While Fox generally sets aside a handful of spots for on-air promotions, the show that stands to garner the most attention during this year's All-Star Game is the baseball-themed fall drama "Pitch." Starring actress Kylie Bunbury as a right-handed phenom who becomes the first woman to get called up to the big leagues, "Pitch" bows Thursday, Sept. 22 in the 9 p.m. slot, where it will square off against a fellow newbie in ABC's "Notorious," as well as CBS and NBC's tag-team coverage of "Thursday Night Football."

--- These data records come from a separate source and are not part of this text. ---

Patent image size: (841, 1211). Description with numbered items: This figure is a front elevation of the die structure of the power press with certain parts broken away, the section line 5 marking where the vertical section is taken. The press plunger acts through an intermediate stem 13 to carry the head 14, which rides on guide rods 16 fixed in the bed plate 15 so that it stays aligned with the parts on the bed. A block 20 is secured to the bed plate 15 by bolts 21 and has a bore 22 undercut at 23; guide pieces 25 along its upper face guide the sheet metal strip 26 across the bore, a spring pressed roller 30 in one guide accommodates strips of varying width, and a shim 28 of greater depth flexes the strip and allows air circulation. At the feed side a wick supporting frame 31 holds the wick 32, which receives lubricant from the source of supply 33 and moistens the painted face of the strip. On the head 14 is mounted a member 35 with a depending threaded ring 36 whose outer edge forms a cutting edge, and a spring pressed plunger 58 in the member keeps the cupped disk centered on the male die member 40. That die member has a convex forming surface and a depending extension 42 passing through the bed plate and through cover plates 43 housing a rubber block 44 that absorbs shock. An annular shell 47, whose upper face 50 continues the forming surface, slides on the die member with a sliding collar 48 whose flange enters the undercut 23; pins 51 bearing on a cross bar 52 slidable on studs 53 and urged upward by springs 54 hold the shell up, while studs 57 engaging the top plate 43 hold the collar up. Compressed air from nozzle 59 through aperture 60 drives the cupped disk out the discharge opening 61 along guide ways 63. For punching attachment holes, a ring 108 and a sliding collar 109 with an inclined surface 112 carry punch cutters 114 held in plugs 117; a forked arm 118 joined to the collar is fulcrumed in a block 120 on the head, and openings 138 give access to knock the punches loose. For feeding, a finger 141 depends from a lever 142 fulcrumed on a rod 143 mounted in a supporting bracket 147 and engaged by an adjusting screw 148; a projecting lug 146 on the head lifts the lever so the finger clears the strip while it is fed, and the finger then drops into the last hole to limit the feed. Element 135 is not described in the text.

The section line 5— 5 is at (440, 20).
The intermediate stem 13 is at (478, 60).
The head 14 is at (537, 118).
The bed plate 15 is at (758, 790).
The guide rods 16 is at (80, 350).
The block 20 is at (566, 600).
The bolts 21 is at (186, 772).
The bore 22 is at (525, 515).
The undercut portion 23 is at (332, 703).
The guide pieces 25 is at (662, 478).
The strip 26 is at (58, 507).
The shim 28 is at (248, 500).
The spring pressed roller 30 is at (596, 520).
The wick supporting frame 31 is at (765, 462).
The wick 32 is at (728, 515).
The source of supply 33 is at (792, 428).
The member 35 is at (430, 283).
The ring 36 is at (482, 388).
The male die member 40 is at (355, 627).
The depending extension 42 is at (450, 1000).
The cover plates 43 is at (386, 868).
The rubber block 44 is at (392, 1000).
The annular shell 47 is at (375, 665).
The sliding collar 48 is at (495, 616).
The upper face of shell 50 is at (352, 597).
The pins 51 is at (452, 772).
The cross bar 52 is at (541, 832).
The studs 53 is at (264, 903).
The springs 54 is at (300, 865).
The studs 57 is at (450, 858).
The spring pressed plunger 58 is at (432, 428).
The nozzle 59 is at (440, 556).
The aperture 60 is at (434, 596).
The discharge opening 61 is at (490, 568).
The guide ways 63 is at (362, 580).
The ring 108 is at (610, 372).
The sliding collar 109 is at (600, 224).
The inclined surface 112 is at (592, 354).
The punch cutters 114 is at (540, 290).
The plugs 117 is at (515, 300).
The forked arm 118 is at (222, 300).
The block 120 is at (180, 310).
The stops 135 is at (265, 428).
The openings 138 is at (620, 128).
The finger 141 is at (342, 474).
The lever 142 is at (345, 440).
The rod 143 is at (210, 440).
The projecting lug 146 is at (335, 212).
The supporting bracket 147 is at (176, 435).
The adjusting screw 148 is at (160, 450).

"Pitch" is a contextually perfect fit for the All-Star Game -- as it so happens, Ms. Bunbury's character plays for the San Diego Padres, which makes for a welcome coincidence for Fox's marketing team -- and the network will take every opportunity to play off the juxtaposition of sport and fiction. A clip from the pilot will air during the pre-game show, and at some point during the ballgame, Fox cameras will cut to a shot of the actress watching the action from the stands. An in-game promo or two will tie the various elements together.

Fox's coverage of the 2016 MLB All-Star Game airs live on Tuesday, July 12. The first pitch is expected to hit the pocket of Royals catcher Salvador Perez at around 8:15 p.m. EDT. Pre-game festivities start at 7:30.